The U.S. Supreme Court recently heard arguments in Caperton v. Massey, a case involving the refusal of a justice of the West Virginia Supreme Court of Appeals to disqualify himself from the appeal of a $50 million jury verdict in a case where the CEO of the lead defendant spent $3 million supporting the judge’s election campaign. Once elected, that justice cast the deciding vote in favor of the CEO’s company and overturned the jury verdict. We at Modern Courts submitted an amicus curiae brief in the case, arguing that the justice’s failure to disqualify himself violated the due process clause of the Fourteenth Amendment.

New Yorkers have been shielded from much of the growing controversy about fundraising in judicial elections as a result of a constitutional amendment and subsequent legislation passed in the late 1970s mandating gubernatorial appointment of judges to the New York State Court of Appeals, after a full review of the candidates by an independent, representative qualification commission, where only those found most qualified are recommended. Thus we have been able to avoid on a statewide basis the specter of obscene fundraising and political manipulation that has haunted so many other states. Our system brought us Chief Judge Judith S. Kaye, and her highly respected successor, the new chief judge, Jonathan Lippman, and the other distinguished judges who now serve on that bench (as well as their outstanding predecessors).

But it is not enough only to provide for a commission-based appointive system for the selection of judges of our highest court. We need to end judicial elections now for all our courts, get the money and politics out of judicial selection in all courts, or at a bare minimum provide for public financing of judicial elections.
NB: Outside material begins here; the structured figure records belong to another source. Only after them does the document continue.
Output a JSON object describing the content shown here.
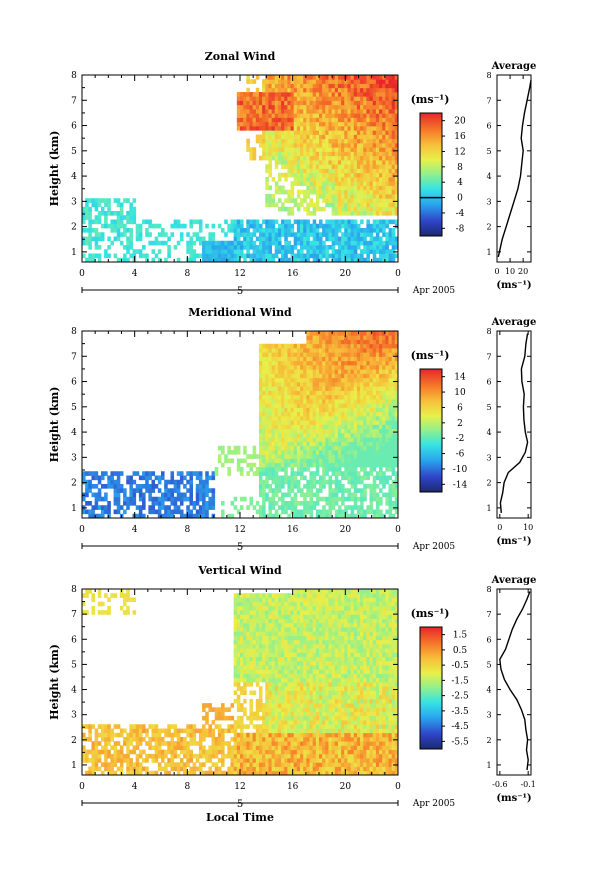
{
  "chart_data": [
    {
      "type": "heatmap",
      "title": "Zonal Wind",
      "ylabel": "Height (km)",
      "xlabel": "",
      "units": "(ms⁻¹)",
      "xlim": [
        0,
        24
      ],
      "ylim": [
        0.6,
        8
      ],
      "xticks": [
        "0",
        "4",
        "8",
        "12",
        "16",
        "20",
        "0"
      ],
      "yticks": [
        "1",
        "2",
        "3",
        "4",
        "5",
        "6",
        "7",
        "8"
      ],
      "date_axis": {
        "day": "5",
        "month_year": "Apr 2005"
      },
      "colorbar": {
        "labels": [
          "20",
          "16",
          "12",
          "8",
          "4",
          "0",
          "-4",
          "-8"
        ],
        "zero_line": "0",
        "range": [
          -10,
          22
        ]
      },
      "average_profile": {
        "title": "Average",
        "xlabel": "(ms⁻¹)",
        "xticks": [
          "0",
          "10",
          "20"
        ],
        "xlim": [
          0,
          26
        ],
        "yticks": [
          "1",
          "2",
          "3",
          "4",
          "5",
          "6",
          "7",
          "8"
        ],
        "heights": [
          0.8,
          1.5,
          2.0,
          2.5,
          3.0,
          3.5,
          4.0,
          4.5,
          5.0,
          5.5,
          6.0,
          6.5,
          7.0,
          7.5,
          7.8
        ],
        "values": [
          1,
          4,
          7,
          10,
          13,
          16,
          18,
          19,
          20,
          18.5,
          19.5,
          21,
          23,
          25,
          26
        ]
      }
    },
    {
      "type": "heatmap",
      "title": "Meridional Wind",
      "ylabel": "Height (km)",
      "xlabel": "",
      "units": "(ms⁻¹)",
      "xlim": [
        0,
        24
      ],
      "ylim": [
        0.6,
        8
      ],
      "xticks": [
        "0",
        "4",
        "8",
        "12",
        "16",
        "20",
        "0"
      ],
      "yticks": [
        "1",
        "2",
        "3",
        "4",
        "5",
        "6",
        "7",
        "8"
      ],
      "date_axis": {
        "day": "5",
        "month_year": "Apr 2005"
      },
      "colorbar": {
        "labels": [
          "14",
          "10",
          "6",
          "2",
          "-2",
          "-6",
          "-10",
          "-14"
        ],
        "zero_line": "0",
        "range": [
          -16,
          17
        ]
      },
      "average_profile": {
        "title": "Average",
        "xlabel": "(ms⁻¹)",
        "xticks": [
          "0",
          "10"
        ],
        "xlim": [
          -1,
          11
        ],
        "yticks": [
          "1",
          "2",
          "3",
          "4",
          "5",
          "6",
          "7",
          "8"
        ],
        "heights": [
          0.8,
          1.2,
          1.6,
          2.0,
          2.4,
          2.8,
          3.2,
          3.6,
          4.0,
          4.5,
          5.0,
          5.5,
          6.0,
          6.5,
          7.0,
          7.5,
          7.9
        ],
        "values": [
          0.5,
          0.2,
          1.0,
          1.5,
          3.0,
          7.0,
          9.0,
          9.8,
          9.0,
          8.5,
          8.3,
          8.6,
          7.8,
          7.6,
          8.8,
          9.2,
          9.8
        ]
      }
    },
    {
      "type": "heatmap",
      "title": "Vertical Wind",
      "ylabel": "Height (km)",
      "xlabel": "Local Time",
      "units": "(ms⁻¹)",
      "xlim": [
        0,
        24
      ],
      "ylim": [
        0.6,
        8
      ],
      "xticks": [
        "0",
        "4",
        "8",
        "12",
        "16",
        "20",
        "0"
      ],
      "yticks": [
        "1",
        "2",
        "3",
        "4",
        "5",
        "6",
        "7",
        "8"
      ],
      "date_axis": {
        "day": "5",
        "month_year": "Apr 2005"
      },
      "colorbar": {
        "labels": [
          "1.5",
          "0.5",
          "-0.5",
          "-1.5",
          "-2.5",
          "-3.5",
          "-4.5",
          "-5.5"
        ],
        "zero_line": "",
        "range": [
          -6,
          2
        ]
      },
      "average_profile": {
        "title": "Average",
        "xlabel": "(ms⁻¹)",
        "xticks": [
          "-0.6",
          "-0.1"
        ],
        "xlim": [
          -0.65,
          -0.05
        ],
        "yticks": [
          "1",
          "2",
          "3",
          "4",
          "5",
          "6",
          "7",
          "8"
        ],
        "heights": [
          0.8,
          1.2,
          1.6,
          2.0,
          2.4,
          2.8,
          3.2,
          3.6,
          4.0,
          4.4,
          4.8,
          5.2,
          5.6,
          6.0,
          6.4,
          6.8,
          7.2,
          7.6,
          7.9
        ],
        "values": [
          -0.12,
          -0.1,
          -0.13,
          -0.11,
          -0.14,
          -0.16,
          -0.22,
          -0.3,
          -0.42,
          -0.52,
          -0.58,
          -0.6,
          -0.5,
          -0.44,
          -0.38,
          -0.3,
          -0.2,
          -0.12,
          -0.07
        ]
      }
    }
  ]
}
The problems caused by the need to raise a vast amount of money to mount judicial election campaigns have now become evident in New York’s trial courts.

Last month, the Commission on Judicial Conduct recommended that an elected Supreme Court justice and his brother, an elected Bronx Civil Court judge, be removed from office for deceptive financial dealings that began in August 2003, when one of the two accepted a $250,000 loan from a political backer for his campaign for Westchester County Court judge. In an effort to disguise the contribution, which would have been a violation of the campaign contribution limits under the Election Law if not repaid by Election Day, the judge personally assumed the campaign debt and failed to repay the loan until litigation and the commission’s investigation commenced.

Earlier this year, the judicial conduct commission admonished a Rochester City Court judge for soliciting campaign support from an attorney for her campaign for Supreme Court, raising once again the question of whether it is appropriate to elect judges in New York state. The solicitation was made right from the bench, moments before the judge presided over a case involving the attorney’s client.

In 2004, Chief Judge Kaye’s Commission to Promote Public Confidence in Judicial Elections found that 94 percent of voters believe campaign contributions have a little, some or a great deal of influence on the way judges decide court cases; 45 percent of the New York judges polled thought that campaign contributions influence judicial decisions to some degree.

Is it any wonder that the public questions the independence of elected judges when, for example, a Manhattan surrogate, who was elected in November 2008, was indicted before she could take office on charges that she falsely reported giving $250,000 of her own money to her campaign, when prosecutors say money came from the trust and estates lawyer who employed her for the last several years?

Almost $900,000 was raised by the three candidates running in the September primary for the Democratic nomination for surrogate in Manhattan. And the results roughly followed the size of the candidates’ campaign expenditures. It appears that the late infusion of campaign cash from a questionable source put the winner over the top in that election. And now the Court of Appeals has suspended the surrogate before she served for even a single day.

The need to raise money for judicial elections sends a troubling message to the public – “money talks.” We urge the Legislature and the governor to work together to adopt the reforms necessary to ensure an independent, fair, and diverse judiciary throughout all New York state.

Victor A. Kovner
is the chair of the Fund and Committee for Modern Courts.